Procurement teams are increasingly selling to a new class of customer: machines with the authority to buy and sell products autonomously.

The procurement landscape is undergoing a period of radical change. Pressure is growing for procurement teams to operate more efficiently and strategically. However, this trend is also growing in tandem with the complexity of procurement teams’ workloads. At the same time, the severity and variety of pain points faced by procurement functions have never been more disruptive. 

At the heart of this sector-wide transformation is technology. This trend is reflected in a recent report by Deloitte. Researchers note that the rapid advancement of technologies like automation, AI, and machine learning is remaking business supply chains. Their implementation is “poised to transform how the procurement function delivers value.” For many organisations, “the application of these disruptive technologies to procurement is already fundamentally altering the impact of this function.” 

One pivotal way that procurement is being altered by the changing technology landscape relates to the emergence of “machine customers.” 

What are machine customers? 

The concept of machine customers has been around for several years. Now, however, the technology is hitting an inflection point where its impact on the procurement sector has become undeniable. 

Machine customers are nonhuman economic actors capable of selling or purchasing goods or services autonomously. Examples of machine customers are varied. They can include IoT devices capable of placing independent orders, intelligent replenishment algorithms maintaining product availability, and automated assistants suggesting new deals to consumers. 

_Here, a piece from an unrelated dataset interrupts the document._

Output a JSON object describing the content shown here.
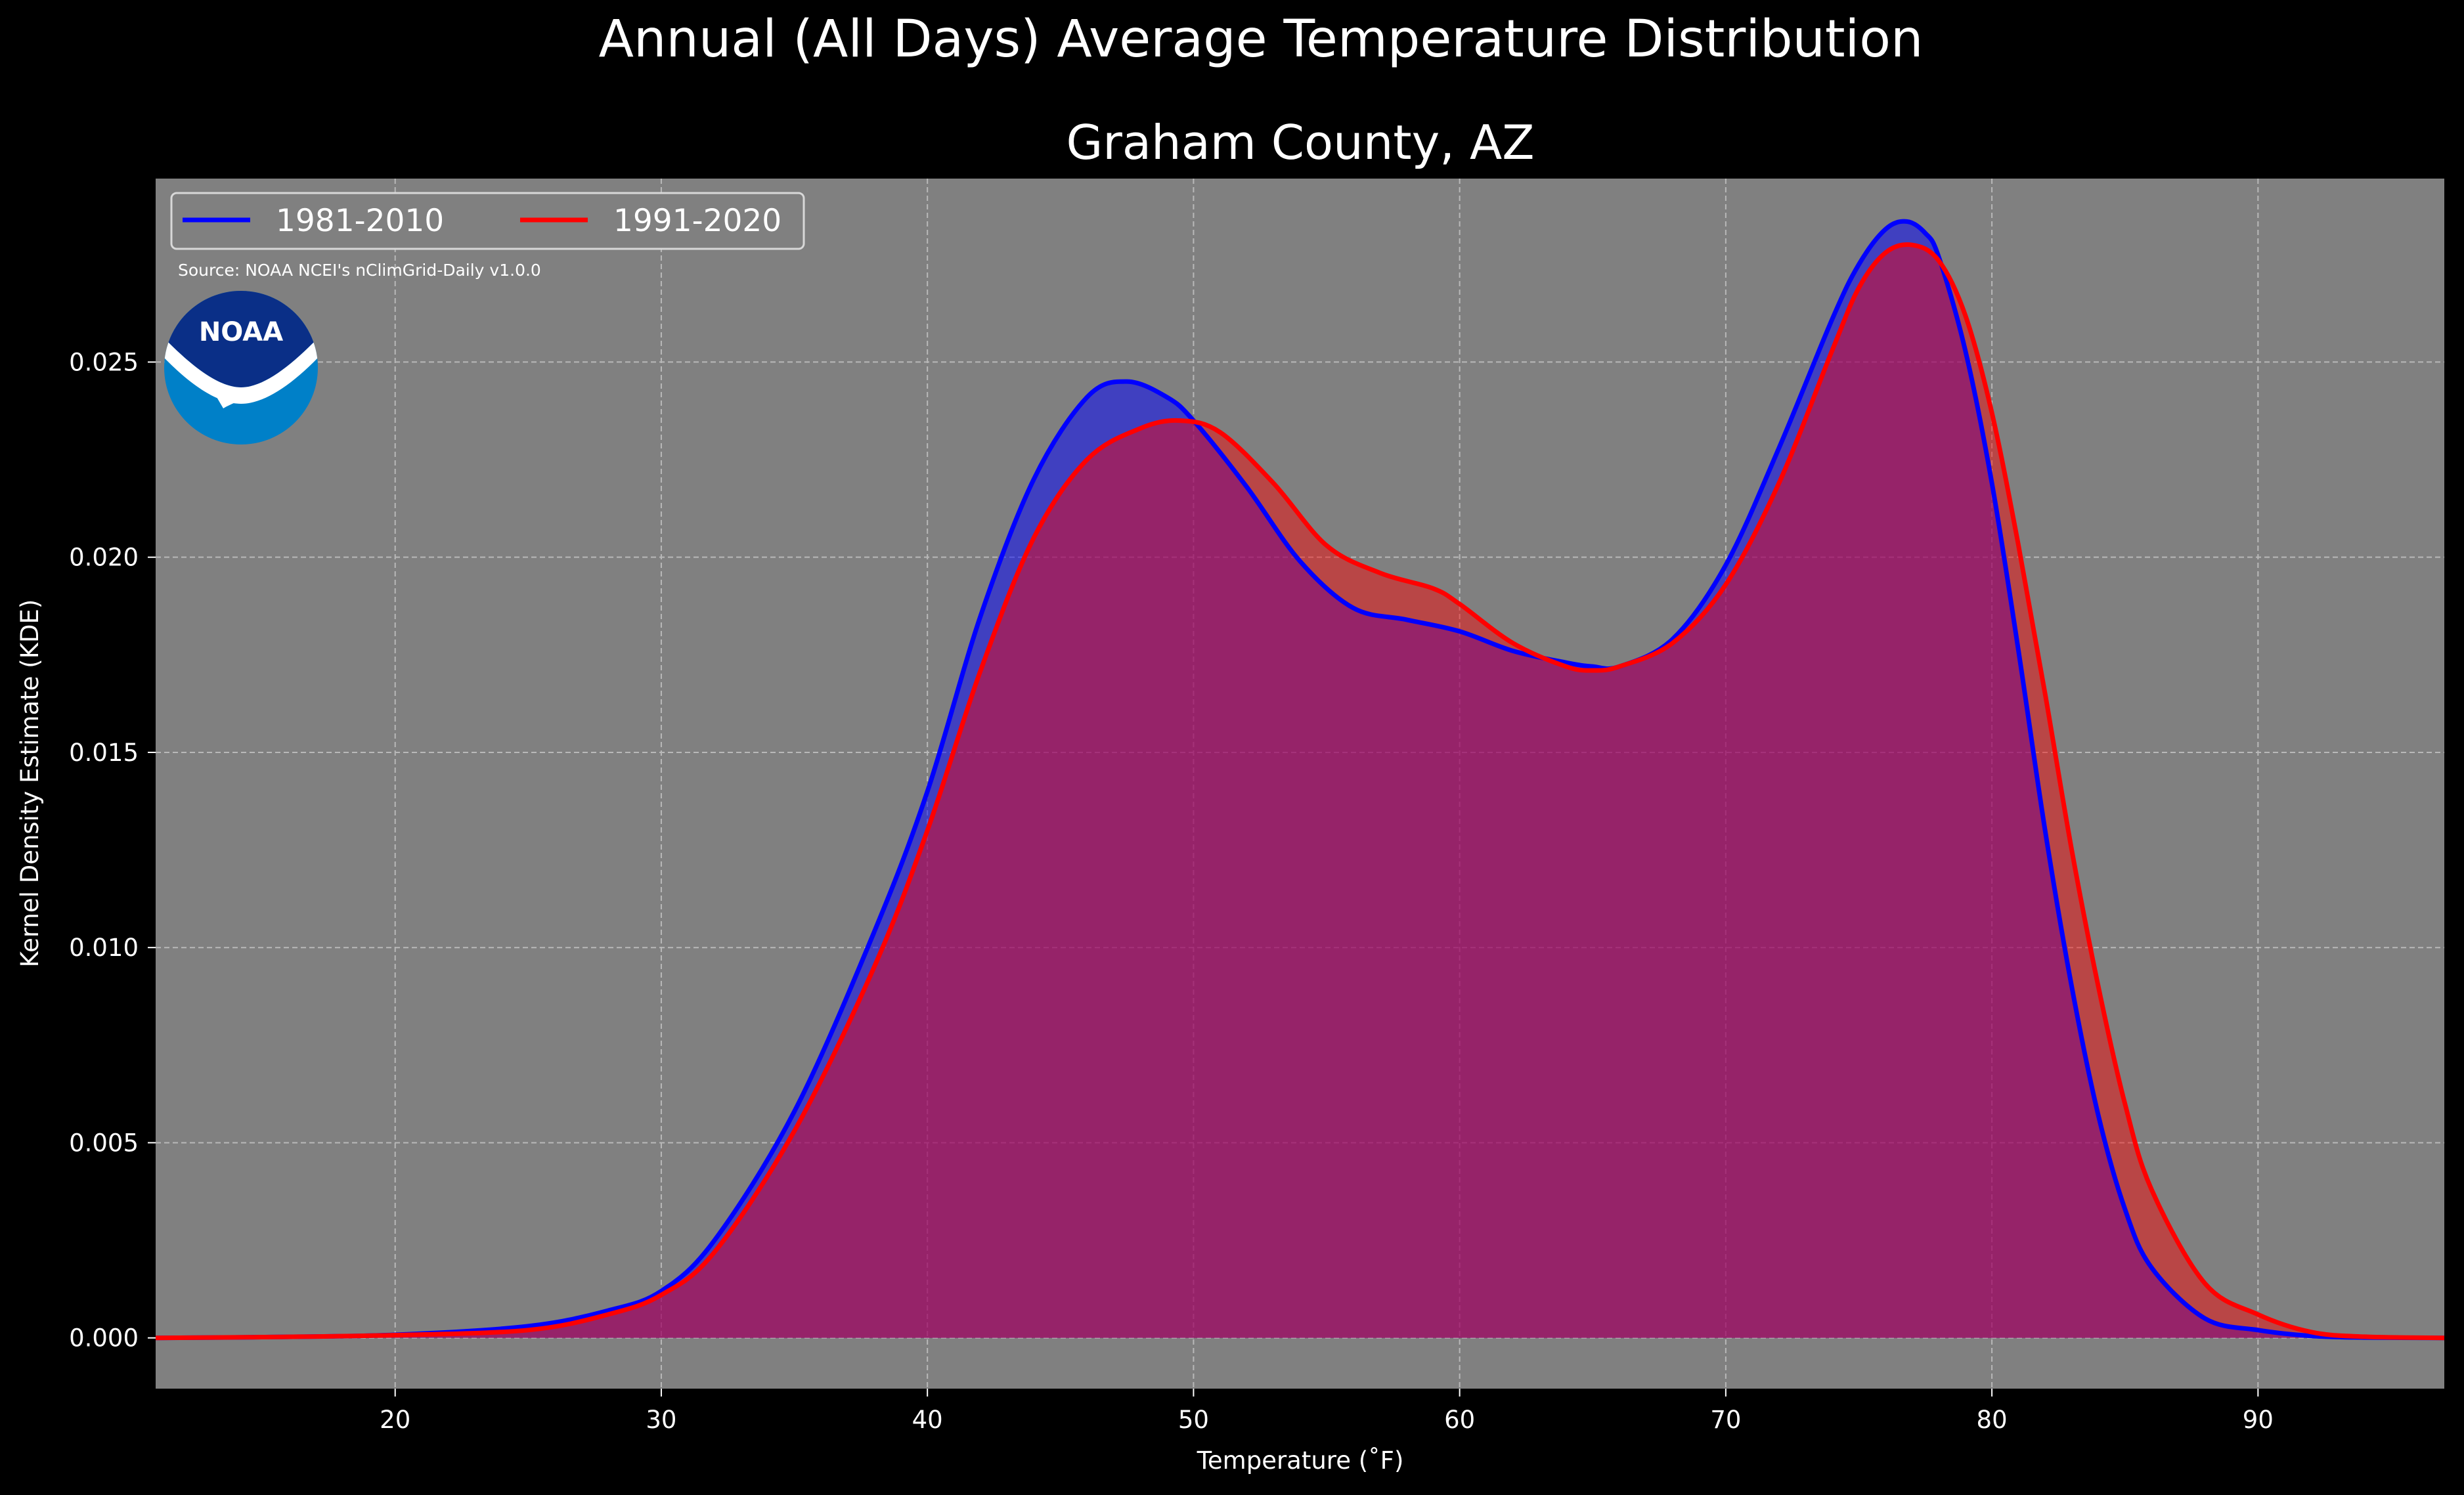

Machines can conduct procurement functions from both sides of the table, and the increasingly capable automation of sourcing and procurement could have a dramatic impact on the procurement sector. 

Some industry experts argue that machine customers could account for trillions of dollars in revenue by 2030. Automating the process of buying and selling could completely change the nature of the procurement process. CEOs believe that by the end of the decade machine customers will account for 20% of their companies’ revenues. 

The risks and rewards of machine customers 

The study projects that, by 2026, more than 15 billion connected products will have the potential to behave as customers. These machine customers will be able to buy and sell goods and services autonomously.

These machine customers would, theoretically, have significant advantages over a human. Machine customers are unaffected by the cultural, emotional and sensory triggers that are used to manipulate humans into buying one product over another. Of course, cyber attacks that could influence the behavioural parameters of a machine customer could result in far greater misappropriation of spend. 

Machine customers are also supposedly more efficient and methodical, with the ability to weigh up much larger sets of data to make more informed decisions in real time. The obvious criticism of this is that decision-making AI is limited by the scope of its programming and directives. The ethical concerns that could arise over the procurement practices taken by an AI told to prioritise low costs without sufficient guardrails are obvious. Machine customers will need to be increasingly regulated the more autonomy and agency they are given.

In short, machine customers are undeniably on track to have a meaningful impact on the procurement process. However, while automating sourcing in this way carries obvious advantages, widespread implementation of machine customers also creates new threats to the integrity of the supply chain.